Les Européens sont restés à l’écoute et ont vu la guerre en Libye faire rage et les interventions étrangères ont atteint des niveaux sans précédent. Les principales raisons de leur inaction étaient la politique de la France de protéger Haftar, le soutien tacite initial des États-Unis à Haftar et son indifférence subséquente à la guerre, et la réticence des Européens à affronter les Émirats arabes unis et l’Égypte au sujet de leur soutien à l’offensive de Haftar. Cette réticence à utiliser l’effet de levier a également marqué la diplomatie allemande.

Le résultat de cette politique est que la Turquie et la Russie ont rempli le vide, tandis que les Européens ont perdu leur crédibilité et leur influence. Cela limitera désormais leur capacité à servir de médiateur et à inciter le GAN à prendre des mesures urgentes, telles que renforcer sa base et sa responsabilité, et contenir des groupes armés nouvellement habilités.

Maintenant que les conséquences catastrophiques de l’inaction européenne sont évidentes et que Haftar n’a plus la possibilité de prendre le pouvoir, un changement de politique est à la fois possible et indispensable. Une copropriété russo-turque ne réunifierait pas la Libye ni ne servirait les intérêts de l’UE, même si elle était durable. Mais s’opposer à la Russie et à la Turquie en même temps ne fonctionnera pas, car cela rapprocherait les deux États. Deux objectifs clés devraient guider les politiques européennes: premièrement, sauvegarder l’unité de la Libye; deuxièmement, contrer l’influence russe en Libye en priorité. Les États-Unis partagent les deux objectifs.

Mais les Européens ne pourront agir à l’unisson que si la position française s’éloigne de sa relative tolérance à l’égard de la Russie et de sa position adversaire envers la Turquie. La présence militaire de la Russie en Libye représente une menace beaucoup plus grande pour l’Europe que l’intervention turque. La réduction de la présence russe diminuerait également la dépendance du GAN à l’égard de la protection turque, répondant ainsi aux préoccupations des États membres qui s’opposent au GAN en raison de leur différend avec la Turquie sur les droits maritimes en Méditerranée orientale.

Parmi les outils dont les Européens disposent pour poursuivre ces objectifs, le “pouvoir dur” ne figure pas en bonne place. Les États membres de l’UE n’ont plus la crédibilité nécessaire pour jouer un rôle militaire significatif en Libye et ne feraient qu’ajouter à la confusion des intrus étrangers dans le pays. L’opération maritime de l’UE IRINI ne fait pas grand-chose pour empêcher les expéditions d’armes d’atteindre la Libye.
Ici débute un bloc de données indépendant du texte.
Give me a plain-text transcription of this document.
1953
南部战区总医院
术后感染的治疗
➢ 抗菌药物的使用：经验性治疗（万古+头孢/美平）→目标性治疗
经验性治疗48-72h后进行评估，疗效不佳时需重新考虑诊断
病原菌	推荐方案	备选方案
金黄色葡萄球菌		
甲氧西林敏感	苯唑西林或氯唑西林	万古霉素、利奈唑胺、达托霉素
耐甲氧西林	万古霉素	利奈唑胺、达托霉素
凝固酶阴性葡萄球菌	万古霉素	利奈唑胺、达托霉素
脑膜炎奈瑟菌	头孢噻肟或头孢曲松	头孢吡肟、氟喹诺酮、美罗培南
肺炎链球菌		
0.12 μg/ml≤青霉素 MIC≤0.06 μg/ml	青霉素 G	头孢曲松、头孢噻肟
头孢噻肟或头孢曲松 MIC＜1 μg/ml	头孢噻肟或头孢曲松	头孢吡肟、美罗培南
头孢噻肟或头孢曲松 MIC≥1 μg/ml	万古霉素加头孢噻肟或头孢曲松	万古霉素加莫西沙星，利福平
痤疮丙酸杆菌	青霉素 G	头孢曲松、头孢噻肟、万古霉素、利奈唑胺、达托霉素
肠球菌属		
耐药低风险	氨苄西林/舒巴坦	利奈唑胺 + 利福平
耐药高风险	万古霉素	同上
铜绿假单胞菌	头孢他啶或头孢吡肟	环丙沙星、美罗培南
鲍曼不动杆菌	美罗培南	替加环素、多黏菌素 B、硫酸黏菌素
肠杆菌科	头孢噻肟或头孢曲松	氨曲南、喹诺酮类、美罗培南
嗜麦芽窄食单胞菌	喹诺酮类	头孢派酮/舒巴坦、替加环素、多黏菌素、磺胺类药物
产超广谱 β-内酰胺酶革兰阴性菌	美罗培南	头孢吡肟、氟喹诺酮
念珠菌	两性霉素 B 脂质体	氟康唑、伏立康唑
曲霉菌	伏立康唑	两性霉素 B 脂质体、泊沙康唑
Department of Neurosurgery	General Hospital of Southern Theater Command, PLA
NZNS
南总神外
Il peut cependant être utilisé comme moyen de dissuasion contre les exportations illégales de pétrole – ce qui est crucial pour empêcher la partition.

L’effet de levier occidental est le plus fort dans l’économie et dans l’utilisation des sanctions. Les États occidentaux devraient continuer à user de leur influence dans les institutions financières internationales ainsi que dans les secteurs mondiaux de la banque, des assurances et de l’énergie pour empêcher les exportations illégales de pétrole et œuvrer à la réforme de la Banque centrale et, finalement, à sa réunification. La paralysie au sein du Conseil de sécurité des Nations Unies fait naître la nécessité d’une utilisation plus étendue des sanctions de l’UE et des États-Unis contre les entreprises et les individus impliqués dans des violations de l’embargo sur les armes et des tentatives d’exportation illégale de pétrole. La poursuite des crimes de guerre relevant de la compétence universelle est essentielle pour dissuader les groupes armés habilités par des sponsors étrangers.

Pour freiner l’influence russe, l’UE devrait exercer des sanctions pour saper Haftar, dont la Russie dépend en tant qu’hôte et partenaire. Parallèlement, les États occidentaux devraient enfin pousser plus fermement leurs intérêts dans une Libye stable lorsqu’ils s’engagent avec d’autres partisans étrangers de Haftar, en particulier l’Égypte et les Émirats arabes unis, pour les dissuader de poursuivre leur coopération avec la Russie.